Un total de 10 candidatos de todo el espectro político se disputan la presidencia, pero la cifra se reducirá a dos para la segunda vuelta que se efectuará el 6 de mayo, la cual definirá el rumbo de este pilar de la Unión Europea para los próximos cinco años.

Según las encuestas, el presidente conservador Nicolas Sarkozy y el socialista Francois Hollande obtendrán el número más alto de votos para disputar la segunda ronda.

Sin embargo, no se descarta que otros candidatos dieran la sorpresa como la aspirante Marine le Pen, nacionalista de derecha, Jean-Luc Melenchon, al que apoyan los comunistas, y Francois Bayrou, de centro.

"Esta es una elección que influirá en el futuro de Europa. Por eso muchas personas nos observan", dijo Hollande luego de votar en Tulle, una ciudad del centro del Francia. "Se están preguntando no tanto quién será el ganador, sino qué políticas implementará".

Sarkozy saludó a sus simpatizantes y se disculpó con los otros votantes de la casilla por el "alboroto" causado al ir a votar a una escuela secundaria del oeste de París junto con su esposa, Carla Bruni-Sarkozy, y una multitud de periodistas.

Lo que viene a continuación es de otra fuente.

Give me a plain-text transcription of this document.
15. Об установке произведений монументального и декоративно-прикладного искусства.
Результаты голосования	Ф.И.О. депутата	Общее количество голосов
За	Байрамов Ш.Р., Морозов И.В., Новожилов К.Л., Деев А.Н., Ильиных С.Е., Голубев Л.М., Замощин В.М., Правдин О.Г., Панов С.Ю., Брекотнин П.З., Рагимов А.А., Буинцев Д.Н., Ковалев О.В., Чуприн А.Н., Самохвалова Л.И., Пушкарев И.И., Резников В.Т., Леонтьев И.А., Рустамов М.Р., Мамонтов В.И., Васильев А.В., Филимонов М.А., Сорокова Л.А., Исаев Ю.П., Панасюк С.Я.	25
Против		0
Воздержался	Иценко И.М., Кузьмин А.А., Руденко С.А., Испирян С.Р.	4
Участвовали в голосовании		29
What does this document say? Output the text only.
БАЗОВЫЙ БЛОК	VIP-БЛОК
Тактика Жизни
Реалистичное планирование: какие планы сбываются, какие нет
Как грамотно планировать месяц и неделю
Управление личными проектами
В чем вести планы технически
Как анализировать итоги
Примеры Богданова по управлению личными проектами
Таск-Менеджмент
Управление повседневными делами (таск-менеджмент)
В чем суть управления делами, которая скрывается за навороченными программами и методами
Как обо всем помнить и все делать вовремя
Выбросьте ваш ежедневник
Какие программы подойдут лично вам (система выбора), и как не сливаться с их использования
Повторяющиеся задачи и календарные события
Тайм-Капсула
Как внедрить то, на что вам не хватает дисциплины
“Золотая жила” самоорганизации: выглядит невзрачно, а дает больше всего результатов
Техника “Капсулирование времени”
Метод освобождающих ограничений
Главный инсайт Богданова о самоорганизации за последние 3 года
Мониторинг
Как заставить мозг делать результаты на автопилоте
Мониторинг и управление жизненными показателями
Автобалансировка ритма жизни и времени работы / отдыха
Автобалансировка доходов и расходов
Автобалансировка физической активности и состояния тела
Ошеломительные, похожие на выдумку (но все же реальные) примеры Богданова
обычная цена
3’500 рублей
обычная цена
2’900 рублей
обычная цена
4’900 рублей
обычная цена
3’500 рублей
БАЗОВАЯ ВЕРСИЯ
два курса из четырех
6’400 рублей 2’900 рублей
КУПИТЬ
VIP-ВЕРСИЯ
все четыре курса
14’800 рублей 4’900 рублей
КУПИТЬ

No dio declaraciones tras emitir su voto.

La votación comenzó el sábado en las embajadas y legaciones extranjeras de Francia.

El Ministerio del Interior dijo que las cifras preliminares mostraban que 28% de los más de 44 millones de votantes franceses habían sufragado antes del mediodía, menos del 31% que se registró a la misma hora en 2007, pero más que en las cuatro elecciones previas.